Accessing Cluster Remotely
Additionally, any workstation with an IP in the EC2 instance's list of allowed IP addresses can remotely access the EC2-hosted AIS cluster using the instance's AWS host name as follows:
AIS_ENDPOINT="http://<ec2-host-name>:51080" ais show cluster
EC2 Minimal Deployment Benchmarks
For more information on deployment performance, please refer here.
The provided Makefile and Dockerfile are the bare minimum "stripped-down" versions that you may find insufficient one way or another.
One common reason for this could be: credentials to facilitate access to a given remote backend - say, Amazon S3.
Here's an example:
diff --git a/deploy/prod/docker/single/Dockerfile b/deploy/prod/docker/single/Dockerfile
index 9f7d048cf..d775fc69d 100644
--- a/deploy/prod/docker/single/Dockerfile
+++ b/deploy/prod/docker/single/Dockerfile
@@ -42,6 +42,9 @@ COPY aisnode_config.sh ./
COPY limits.conf /etc/security/limits.conf
COPY --from=builder /go/bin/aisnode bin/
+RUN mkdir -p /root/.aws
+COPY credentials /root/.aws/.
+
EXPOSE 51080/tcp
ENTRYPOINT ["sh", "-c", "entrypoint/entrypoint.sh \"$@\"", "--"]
--- a/deploy/prod/docker/single/Makefile
+++ b/deploy/prod/docker/single/Makefile
@@ -14,10 +14,11 @@ all: build push
build:
cp ${AISTORE_PATH}/deploy/dev/utils.sh .
cp ${AISTORE_PATH}/deploy/dev/local/aisnode_config.sh .
cp ${AISTORE_PATH}/deploy/conf/limits.conf .
+ cp ~/.aws/credentials .
- docker build -t $(REGISTRY_URL)/$(IMAGE_REPO):$(IMAGE_TAG) -f Dockerfile . || rm -f utils.sh aisnode_config.sh limits.conf
+ docker build -t $(REGISTRY_URL)/$(IMAGE_REPO):$(IMAGE_TAG) -f Dockerfile . || rm -f utils.sh aisnode_config.sh limits.conf credentials
- rm -f utils.sh aisnode_config.sh limits.conf
+ rm -f utils.sh aisnode_config.sh limits.conf credentials
push:
docker push $(REGISTRY_URL)/$(IMAGE_REPO):$(IMAGE_TAG)
This, essentially, single-line change followed by make -e build
will have the result of injecting your own AWS S3 credentials into the new cluster-minimal
image. Once done and deployed, use CLI to list your S3 buckets:
$ AIS_ENDPOINT="http://localhost:51080" ais ls s3
and, generally, start using cluster-minimal
to transparently work with those (buckets).
IMPORTANT:
For obvious reasons, makes sense to carefully consider implications before sharing (pushing, uploading) the image that contains any sort of secrets.
In the
make -e
command, optionally specifyIMAGE_TAG
to differentiate your custom-built image from the default.

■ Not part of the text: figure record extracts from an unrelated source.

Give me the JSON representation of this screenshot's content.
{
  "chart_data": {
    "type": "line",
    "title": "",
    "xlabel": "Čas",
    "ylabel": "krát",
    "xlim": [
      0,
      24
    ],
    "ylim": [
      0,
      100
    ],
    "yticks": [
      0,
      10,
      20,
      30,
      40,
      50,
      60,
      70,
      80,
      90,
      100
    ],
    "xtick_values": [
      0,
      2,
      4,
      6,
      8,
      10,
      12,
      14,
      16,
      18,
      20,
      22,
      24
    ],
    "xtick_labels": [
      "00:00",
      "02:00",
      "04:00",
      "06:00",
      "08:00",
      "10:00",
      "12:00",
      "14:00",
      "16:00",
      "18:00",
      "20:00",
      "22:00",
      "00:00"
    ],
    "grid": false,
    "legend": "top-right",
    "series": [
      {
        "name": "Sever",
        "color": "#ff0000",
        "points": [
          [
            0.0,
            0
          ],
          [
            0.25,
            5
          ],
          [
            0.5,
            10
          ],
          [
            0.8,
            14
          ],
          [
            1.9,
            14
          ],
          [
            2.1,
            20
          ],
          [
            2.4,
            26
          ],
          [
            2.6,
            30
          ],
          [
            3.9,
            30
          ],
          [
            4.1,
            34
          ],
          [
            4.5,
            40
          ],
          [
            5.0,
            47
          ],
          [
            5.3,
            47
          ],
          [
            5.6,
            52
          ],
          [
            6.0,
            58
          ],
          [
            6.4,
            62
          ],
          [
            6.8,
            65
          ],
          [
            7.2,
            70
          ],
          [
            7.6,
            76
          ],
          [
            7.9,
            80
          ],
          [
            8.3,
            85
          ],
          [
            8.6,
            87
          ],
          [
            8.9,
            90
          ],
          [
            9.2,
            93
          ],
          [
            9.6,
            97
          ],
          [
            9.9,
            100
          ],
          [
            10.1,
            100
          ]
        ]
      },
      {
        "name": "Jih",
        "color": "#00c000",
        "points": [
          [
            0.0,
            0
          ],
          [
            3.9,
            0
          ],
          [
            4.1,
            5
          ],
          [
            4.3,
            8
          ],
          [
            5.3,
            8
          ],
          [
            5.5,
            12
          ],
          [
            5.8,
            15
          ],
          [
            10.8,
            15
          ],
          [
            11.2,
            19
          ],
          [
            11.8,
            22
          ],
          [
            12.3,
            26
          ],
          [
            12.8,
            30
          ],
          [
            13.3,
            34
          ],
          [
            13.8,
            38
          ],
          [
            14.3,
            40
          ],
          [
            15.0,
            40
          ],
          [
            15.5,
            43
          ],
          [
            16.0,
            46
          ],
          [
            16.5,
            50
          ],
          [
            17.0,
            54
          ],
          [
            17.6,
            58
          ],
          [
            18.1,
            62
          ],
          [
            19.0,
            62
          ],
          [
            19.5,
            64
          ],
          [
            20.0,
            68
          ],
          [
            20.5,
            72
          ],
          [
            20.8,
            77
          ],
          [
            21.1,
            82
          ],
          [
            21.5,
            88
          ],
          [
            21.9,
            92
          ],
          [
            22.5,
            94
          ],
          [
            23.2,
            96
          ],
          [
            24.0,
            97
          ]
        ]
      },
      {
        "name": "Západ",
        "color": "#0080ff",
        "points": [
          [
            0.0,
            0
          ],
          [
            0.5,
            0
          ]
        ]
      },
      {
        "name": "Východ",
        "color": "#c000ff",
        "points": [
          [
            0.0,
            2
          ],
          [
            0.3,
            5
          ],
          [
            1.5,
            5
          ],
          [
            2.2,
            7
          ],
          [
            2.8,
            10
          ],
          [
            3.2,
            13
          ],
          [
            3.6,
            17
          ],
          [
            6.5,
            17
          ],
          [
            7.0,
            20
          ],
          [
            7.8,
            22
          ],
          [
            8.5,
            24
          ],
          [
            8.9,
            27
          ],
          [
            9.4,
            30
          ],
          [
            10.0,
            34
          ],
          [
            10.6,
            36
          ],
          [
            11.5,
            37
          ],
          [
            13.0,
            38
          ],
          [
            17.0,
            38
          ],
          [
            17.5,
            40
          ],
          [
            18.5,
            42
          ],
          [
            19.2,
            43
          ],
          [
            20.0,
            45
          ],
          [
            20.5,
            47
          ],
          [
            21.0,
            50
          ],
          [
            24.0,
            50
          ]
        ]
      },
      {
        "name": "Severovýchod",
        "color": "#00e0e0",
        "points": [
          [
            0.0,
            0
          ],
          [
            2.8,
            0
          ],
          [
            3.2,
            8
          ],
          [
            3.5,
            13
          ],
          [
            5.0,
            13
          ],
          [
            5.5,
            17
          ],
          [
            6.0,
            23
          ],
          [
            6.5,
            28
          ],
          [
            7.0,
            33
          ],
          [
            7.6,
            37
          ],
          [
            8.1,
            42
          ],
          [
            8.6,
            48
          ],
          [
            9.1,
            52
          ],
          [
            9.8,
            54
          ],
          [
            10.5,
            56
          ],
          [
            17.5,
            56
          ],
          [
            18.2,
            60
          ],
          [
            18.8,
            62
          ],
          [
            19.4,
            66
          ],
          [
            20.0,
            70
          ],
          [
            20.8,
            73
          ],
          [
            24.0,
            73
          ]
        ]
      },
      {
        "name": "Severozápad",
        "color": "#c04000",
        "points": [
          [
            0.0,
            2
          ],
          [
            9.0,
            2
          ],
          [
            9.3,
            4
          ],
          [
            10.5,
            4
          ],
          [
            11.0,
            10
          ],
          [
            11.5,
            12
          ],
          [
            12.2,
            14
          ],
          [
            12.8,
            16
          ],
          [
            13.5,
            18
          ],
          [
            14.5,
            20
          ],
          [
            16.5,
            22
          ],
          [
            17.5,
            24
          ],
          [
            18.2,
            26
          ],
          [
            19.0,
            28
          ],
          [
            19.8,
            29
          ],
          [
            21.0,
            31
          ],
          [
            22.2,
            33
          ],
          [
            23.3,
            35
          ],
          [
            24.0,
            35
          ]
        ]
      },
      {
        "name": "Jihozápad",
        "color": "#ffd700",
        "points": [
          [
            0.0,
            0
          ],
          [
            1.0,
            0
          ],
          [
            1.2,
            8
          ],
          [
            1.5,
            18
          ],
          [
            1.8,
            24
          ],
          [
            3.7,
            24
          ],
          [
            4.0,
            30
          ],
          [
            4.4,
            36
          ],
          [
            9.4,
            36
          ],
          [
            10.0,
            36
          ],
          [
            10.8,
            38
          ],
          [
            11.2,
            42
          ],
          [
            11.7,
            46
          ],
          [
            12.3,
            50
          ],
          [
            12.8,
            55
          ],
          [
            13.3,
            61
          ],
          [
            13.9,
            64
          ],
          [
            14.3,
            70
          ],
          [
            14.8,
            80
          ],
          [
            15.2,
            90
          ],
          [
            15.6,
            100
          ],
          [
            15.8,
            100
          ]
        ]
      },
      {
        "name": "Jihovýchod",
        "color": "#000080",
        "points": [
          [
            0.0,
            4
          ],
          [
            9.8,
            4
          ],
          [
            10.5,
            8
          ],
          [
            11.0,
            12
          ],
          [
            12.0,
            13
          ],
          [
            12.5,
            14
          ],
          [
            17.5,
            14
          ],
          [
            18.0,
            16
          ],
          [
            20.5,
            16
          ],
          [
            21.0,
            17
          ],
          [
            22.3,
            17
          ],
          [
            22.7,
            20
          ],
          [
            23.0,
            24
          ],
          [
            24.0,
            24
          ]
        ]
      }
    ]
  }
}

Storage clusters are usually quite persistent: they may store all sorts of state information on disk and, upon restart, check the latter for consistency. Which is why, notwithstanding that cluster-minimal
runs in a single docker container, it is important to shut it down properly:
$ AIS_ENDPOINT=http://localhost:51080 ais cluster shutdown
Or, if you don't envision using this (or any other AIS cluster) any longer, decommission it as follows (but first, check --help
for details):
$ AIS_ENDPOINT=http://localhost:51080 ais cluster decommission
In a sense, cluster-minimal
is no different from a large bare-metal cluster deployed for production - the same rules apply.